The two key issues in dispute are:
- The coverage issue: do certain BI policies, which provide cover in principle for BI losses without the need for physical or property damage, cover losses resulting from the pandemic?
- The causation issue: as a matter of law and of fact, and in light of the BI policies, is there the necessary causal link to any loss suffered by the policyholder? Did the closures of policyholders’ premises cause their losses, or would those losses have happened anyway?
The FCA’s position is that the response of the UK Government to Covid-19 was (and is) a single body of intervention which prevented and hindered access to and use of business premises, caused closure of and restrictions on activities within the premises, and interrupted and interfered with business activities. This includes businesses required to close by the government such as pubs, most shops and restaurants, but also businesses that were not ordered to close, because the package of measures (including the “stay at home” instruction) was such that it satisfied the policy trigger.
Insurers, on the other hand, assert that the only relevant “prevention of access to the premises” on the facts is for those policyholders that were advised to close by the government in March 2020 and did close insured premises. In addition, insurers note that many of the government’s guidelines were not mandatory, and were akin to messaging rather than an order.
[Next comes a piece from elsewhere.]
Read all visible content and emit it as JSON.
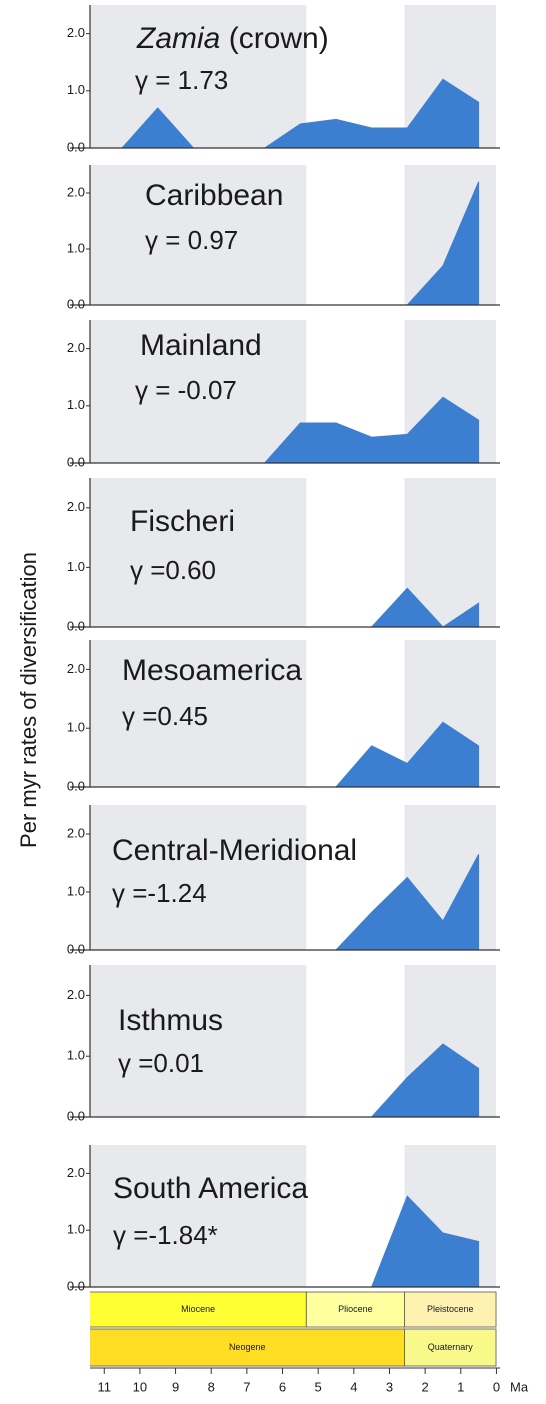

The FCA further asserts that where insuring provisions require the presence of the disease to occur within a certain radius or vicinity of the premises, the insured can (in addition to specific proof in a particular case) prove the presence of Covid-19 at a certain date on the balance of probabilities by statistical or other means without necessarily proving that there was a medically diagnosed case; and certain events (such as danger, emergency) were nationwide, so automatically occurred within the relevant vicinity.
Insurers disagree: they argue that there must be a causal link where any closure can be pinned to a specific outbreak of the disease within the proximity of the insured premises, rather than a general fear of its prevalence.
This week’s decision is unlikely to be the end of the story; it will inevitably be appealed (whichever way the ruling goes): the parties have agreed that they will seek to have any appeal heard on an expedited basis in the hope that it is heard either before the end of this year or early next. It is possible that any appeal will leapfrog straight to the Supreme Court.
The court’s decision will not (and is not intended to) address all possible disputes; the position of individual policyholders will depend on the specific wordings and the individual circumstances. There may be significant further litigation around specific issues, as well as around determining issues of quantum in individual cases, not to mention potential litigation around the placement of such policies.
In any event, this will be a highly significant judgment.